Foja kaya spesies baru
"Hal yang lain yang menarik, kelompok tumbuhan palem yang bekerja di Lowland, berhasil mengkoleksi 24 spesies palem. Dari 24 spesies palem ini, lima di antaranya merupakan spesies yang baru untuk sains. Yang menarik di daerah Kwerba dan juga di daerah pegunungan Foja, tim yang meneliti tentang kupu-kupu itu berhasil mencatat 170 jenis kupu-kupu. Ini satu rekor yang cukup tinggi. Rekor sebelumnya itu di daerah Mamberamo juga, tapi jauh di bawah jumlah ini."

papua_birdofparadise_.jpg

© CI, Bruce Beehler
Berlepsch's Six-wired Bird of Paradise (Parotia berlepschi)
(Conservation International)

"Dan yang lebih menarik lagi, dari delapan spesies dari genus Delias yang berhasil dikumpul di daerah Foja, 75% ini merupakan spesies baru. Yang paling menarik dari kelompok fauna, yaitu tim yang meneliti tentang amphibia dan reptilia. Mereka berhasil mengkoleksi, mencatat sekitar 60 spesies baru. Dari 60 spesies baru itu, 20 spesies adalah spesies yang baru untuk sains."

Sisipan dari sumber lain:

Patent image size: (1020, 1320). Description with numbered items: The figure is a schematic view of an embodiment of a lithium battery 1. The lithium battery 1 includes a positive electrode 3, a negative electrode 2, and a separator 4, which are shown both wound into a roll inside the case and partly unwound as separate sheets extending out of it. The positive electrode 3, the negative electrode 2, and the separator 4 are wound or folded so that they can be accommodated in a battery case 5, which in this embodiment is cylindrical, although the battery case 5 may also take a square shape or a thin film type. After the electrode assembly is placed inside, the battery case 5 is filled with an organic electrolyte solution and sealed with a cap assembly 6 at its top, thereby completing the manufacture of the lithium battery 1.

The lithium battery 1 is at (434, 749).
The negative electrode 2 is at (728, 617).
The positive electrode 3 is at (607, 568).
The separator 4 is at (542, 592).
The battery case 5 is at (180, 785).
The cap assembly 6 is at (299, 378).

"Kalau kita membuat record summary, itu menunjukkan bahwa Foja itu walaupun luasnya sangat kecil saja, mendukung sekitar 20% mammal-mammal yang ada di Nugini. Untuk burung itu jauh lebih tinggi sekitar 30% burung yang ada di Papua, itu berhasil dicatat di Pegunungan Foja."

Paparan Sunda

Gajah Kalimantan, subspesies Gajah Asia

Hewan-hewan di daerah paparan Sunda, yang meliputi Sumatra, Jawa, Kalimantan dan pulau-pulau kecil yang mengelilinginya, memiliki karakteristik yang menyerupai fauna di Asia. Selama zaman es, setelah Laurasia terpecah, daratan benua Asia terhubung dengan kepulauan Indonesia. Selain itu, kedalaman laut yang relatif dangkal memungkinkan hewan-hewan untuk bermigrasi ke paparan Sunda. Spesies-spesies besar seperti harimau, badak, orangutan, gajah, dan leopard ada di daerah ini, walaupun sebagian hewan ini sekarang dikategorikan terancum punah. Selat Makassar, laut antara Kalimantan dan Sulawesi, serta selat Lombok, antara Bali dan Lombok, yang menjadi pemisah dari Garis Wallace, menandakan akhir dari daerah paparan Sunda.

Mamalia

Paparan Sunda memiliki spesies berjumlah total 381. Dari jumlah itu, 173 di antaranya merupakan spesies endemik daerah ini.[7] Sebagian besar dari spesies-spesies ini terancam keberadaannya. Dua spesies orangutan, Pongo pygmaeus (orangutan Kalimantan) dan Pongo abelii (orangutan Sumatra) termasuk dalam daftar merah IUCN. Mamalia terkenal lain, seperti kera berhidung panjang Kalimantan (Nasalis larvatus), badak Sumatra (Dicerorhinus sumatrensis), dan Badak Jawa (Rhinoceros sondaicus) juga sangat terancam jumlah populasinya.